C’est ce qu’indique d’ailleurs clairement le gouvernement pour qui «2020 a été une année de mise à niveau du cadre institutionnel et de préparation des conditions de mise en œuvre des réformes déjà en place ou à venir en 2021». Dans ce cadre, est annoncée la fin de mission pour le Conseil national de l’investissement (CNI) et pour l’Agence nationale d’intermédiation et de régulation foncière (Aniref) et Divindus.
Or, la théorie de la législation semble avoir fait oublier aux ministres impliqués dans le plan de relance économique certains dossiers au traitement relevant pourtant de l’urgence en matière d’investissement, de relance ou encore de sauvetage. Ces derniers ont plutôt opté pour des manœuvres inscrites dans la logique des «efforts particuliers évoqués» dans le document du rapport et qui «ont porté sur l’amélioration du cadre institutionnel sous ses différentes formes», souligne-t-on, citant l’adoption de lois, les projets de loi et décrets, la création d’institutions et d’organismes nouveaux ou encore la transformation de ceux déjà existant.
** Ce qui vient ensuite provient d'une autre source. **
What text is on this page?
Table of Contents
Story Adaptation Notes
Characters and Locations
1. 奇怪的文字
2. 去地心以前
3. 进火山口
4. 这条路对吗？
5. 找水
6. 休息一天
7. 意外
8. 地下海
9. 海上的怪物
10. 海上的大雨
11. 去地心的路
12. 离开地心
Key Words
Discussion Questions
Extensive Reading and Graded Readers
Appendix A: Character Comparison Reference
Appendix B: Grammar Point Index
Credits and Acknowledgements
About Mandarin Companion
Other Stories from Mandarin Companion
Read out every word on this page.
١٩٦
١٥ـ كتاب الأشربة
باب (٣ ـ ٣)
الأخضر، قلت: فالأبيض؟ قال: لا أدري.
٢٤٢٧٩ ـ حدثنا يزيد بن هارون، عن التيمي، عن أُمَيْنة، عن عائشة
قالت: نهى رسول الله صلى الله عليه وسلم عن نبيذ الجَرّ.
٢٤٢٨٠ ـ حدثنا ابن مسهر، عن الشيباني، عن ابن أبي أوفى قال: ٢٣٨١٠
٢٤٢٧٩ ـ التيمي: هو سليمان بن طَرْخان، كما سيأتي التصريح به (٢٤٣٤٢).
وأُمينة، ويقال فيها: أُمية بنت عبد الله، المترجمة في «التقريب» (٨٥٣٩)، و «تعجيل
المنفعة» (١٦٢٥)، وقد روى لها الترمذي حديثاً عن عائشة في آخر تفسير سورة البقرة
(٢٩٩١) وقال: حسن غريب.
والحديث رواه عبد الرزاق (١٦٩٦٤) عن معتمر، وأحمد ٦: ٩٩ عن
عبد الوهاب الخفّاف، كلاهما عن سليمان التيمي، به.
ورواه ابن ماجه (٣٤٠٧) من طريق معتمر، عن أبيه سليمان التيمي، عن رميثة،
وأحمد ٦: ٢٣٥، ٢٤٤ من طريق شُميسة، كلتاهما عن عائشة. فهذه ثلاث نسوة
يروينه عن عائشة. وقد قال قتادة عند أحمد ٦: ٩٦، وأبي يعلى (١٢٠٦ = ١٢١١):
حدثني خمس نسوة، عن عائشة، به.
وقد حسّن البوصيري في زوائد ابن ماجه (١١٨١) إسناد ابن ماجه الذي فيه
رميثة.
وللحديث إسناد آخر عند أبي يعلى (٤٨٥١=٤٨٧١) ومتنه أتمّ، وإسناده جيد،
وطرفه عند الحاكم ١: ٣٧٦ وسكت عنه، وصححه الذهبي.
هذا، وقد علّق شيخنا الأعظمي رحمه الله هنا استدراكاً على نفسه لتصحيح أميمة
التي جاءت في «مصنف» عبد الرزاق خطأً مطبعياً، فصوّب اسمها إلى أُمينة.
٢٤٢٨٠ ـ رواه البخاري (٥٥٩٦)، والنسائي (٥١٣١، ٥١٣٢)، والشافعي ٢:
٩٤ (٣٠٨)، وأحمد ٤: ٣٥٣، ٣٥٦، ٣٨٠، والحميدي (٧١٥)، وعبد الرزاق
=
Sauf que si certains dossiers urgents n’ont toujours pas bénéficié d’un règlement, c’est aussi parce qu’ils doivent encore attendre un complément de lois qui n’arrivent toujours pas une année après les prises de fonction par le gouvernement de Djerad. Or, la raison socio-économique et politique aurait voulu que ces dossiers soient réglés sans attendre un nouveau texte juridique sur mesure.
Par ailleurs, frappés de plein fouet par la crise sanitaire, des investisseurs ne perdent pas autant l’espoir de se dégager progressivement de la crise, mais butent sur des réformes de loi qui n’en finissent pas, alors que le gouvernement annonce dans son bilan la «finalisation de la révision du code de l’investissement, qui prévoit la suppression du Conseil national de l’investissement (CNI) et le maintien de l’Agence nationale du développement de l’investissement (ANDI) comme seul interlocuteur de l’investisseur». Les investisseurs se heurtent également au problème du foncier industriel dont un avant-projet a attendu le bouclage de la première année de l’Exécutif Djerad. Il viendra modifier l’Ordonnance n°08 04 et ses textes d’application relatifs aux projets de création de l’Office national du foncier industriel (ONFI) (décret exécutif finalisé), qui a pour objet la création d’un organisme unique à l’issue de la fusion des deux organismes existants (Aniref et Divindus, souligne le même rapport.